Analytics Mindset- Spend just 10 minutes on Twitter to catch up with Covid-19 news, and you’ll run into updated numbers and loud (sometimes angry) arguments about what all the data we’re collecting means. It’s proving difficult to pin down how infectious the virus is, what its mortality rate is, how effective different mitigation efforts are, and why different regions are seeing such different patterns of infection, mortality, and recurrence.
That lack of certainty is not at all surprising; after all, it’s a new disease that we’re learning about in real time, under horribly high-pressure conditions. Moreover, different regions have vastly different testing capacity and healthcare systems — those factors alone can explain much of the variability we’re witnessing.
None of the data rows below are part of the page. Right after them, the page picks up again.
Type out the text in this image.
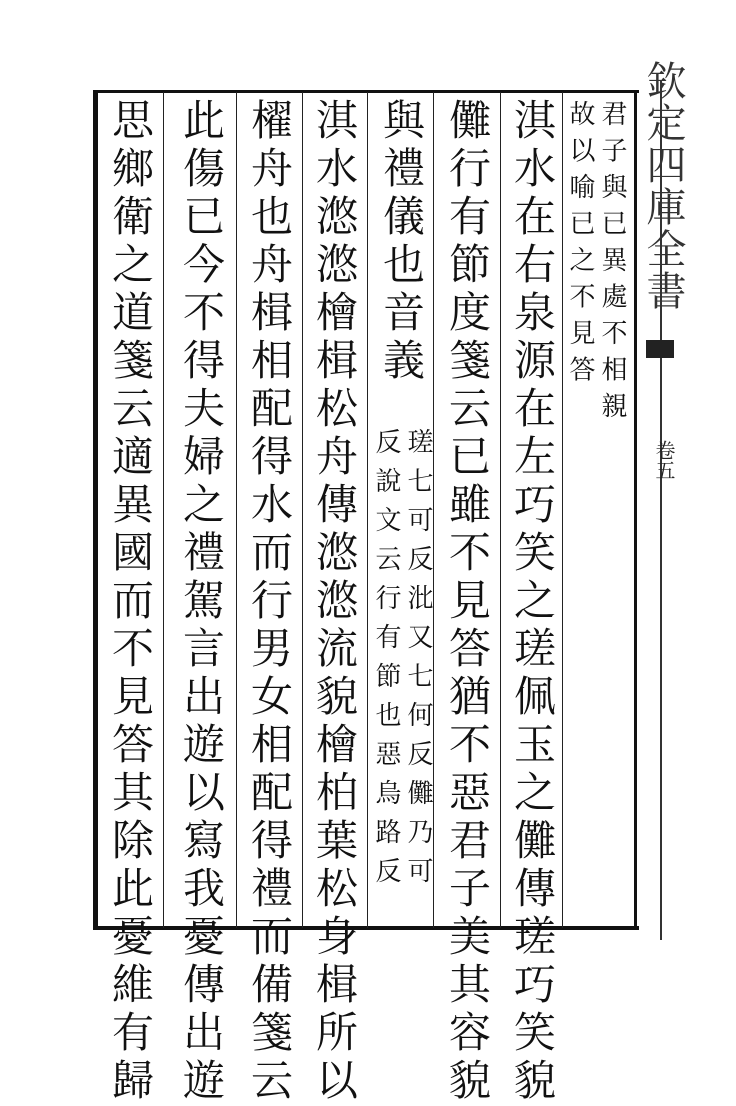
欽定四庫全書
卷五
君子與已異處不相親
故以喻已之不見答
淇水在右泉源在左巧笑之瑳佩玉之儺傳瑳巧笑貌
儺行有節度箋云已雖不見答猶不惡君子美其容貌
與禮儀也音義
瑳七可反沘又七何反儺乃可
反說文云行有節也惡烏路反
淇水滺滺檜楫松舟傳滺滺流貌檜柏葉松身楫所以
櫂舟也舟楫相配得水而行男女相配得禮而備箋云
此傷已今不得夫婦之禮駕言出遊以寫我憂傳出遊
思鄉衛之道箋云適異國而不見答其除此憂維有歸
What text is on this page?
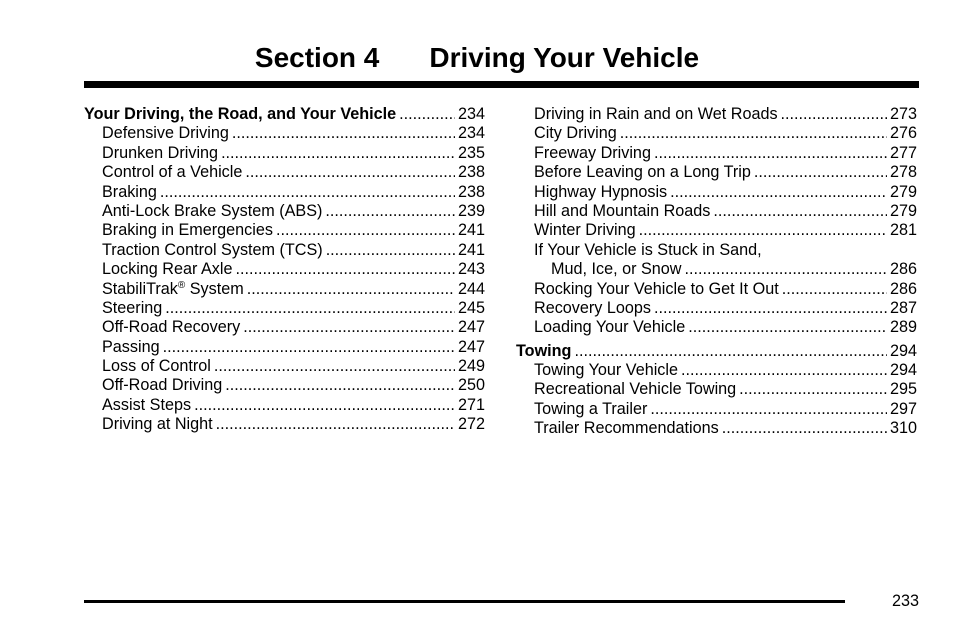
Section 4 Driving Your Vehicle
Your Driving, the Road, and Your Vehicle .....	234
Defensive Driving .....	234
Drunken Driving .....	235
Control of a Vehicle .....	238
Braking .....	238
Anti-Lock Brake System (ABS) .....	239
Braking in Emergencies .....	241
Traction Control System (TCS) .....	241
Locking Rear Axle .....	243
StabiliTrak® System .....	244
Steering .....	245
Off-Road Recovery .....	247
Passing .....	247
Loss of Control .....	249
Off-Road Driving .....	250
Assist Steps .....	271
Driving at Night .....	272
Driving in Rain and on Wet Roads .....	273
City Driving .....	276
Freeway Driving .....	277
Before Leaving on a Long Trip .....	278
Highway Hypnosis .....	279
Hill and Mountain Roads .....	279
Winter Driving .....	281
If Your Vehicle is Stuck in Sand,
Mud, Ice, or Snow .....	286
Rocking Your Vehicle to Get It Out .....	286
Recovery Loops .....	287
Loading Your Vehicle .....	289
Towing .....	294
Towing Your Vehicle .....	294
Recreational Vehicle Towing .....	295
Towing a Trailer .....	297
Trailer Recommendations .....	310
233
That said, epidemiologists and other experts are running into many of the same issues that come up in any data-analytics problem. The truth is that collecting and analyzing data is rarely straightforward; at every stage, you need to make difficult judgment calls. The decisions you make about three factors — whom to include in your data set, how much relative weight to give different factors when you investigate causal chains, and how to report the results — will have a significant impact on your findings. Making the right calls will save lives in the current healthcare crisis, and improve performance in less drastic business settings.
Who should be tested?
In the case of an unknown disease, it is easiest to test only very sick people or even those who have already passed away. (In areas without enough testing kits, there may not be any choice in the matter.) Unfortunately, while this approach is easiest, it increases the perceived mortality rate. Let’s say 10 people are very sick and 1 would fall victim to a disease. Then we would record a 10% mortality rate. But if 100 people were actually infected, and 90 of them had mild symptoms (or no symptoms at all), then the actual mortality rate would be 1% — but you wouldn’t know that unless you tested more widely. The lesson: only looking at the most obvious cases makes the virus look worse than it is. Statisticians call this issue a selection bias in sampling.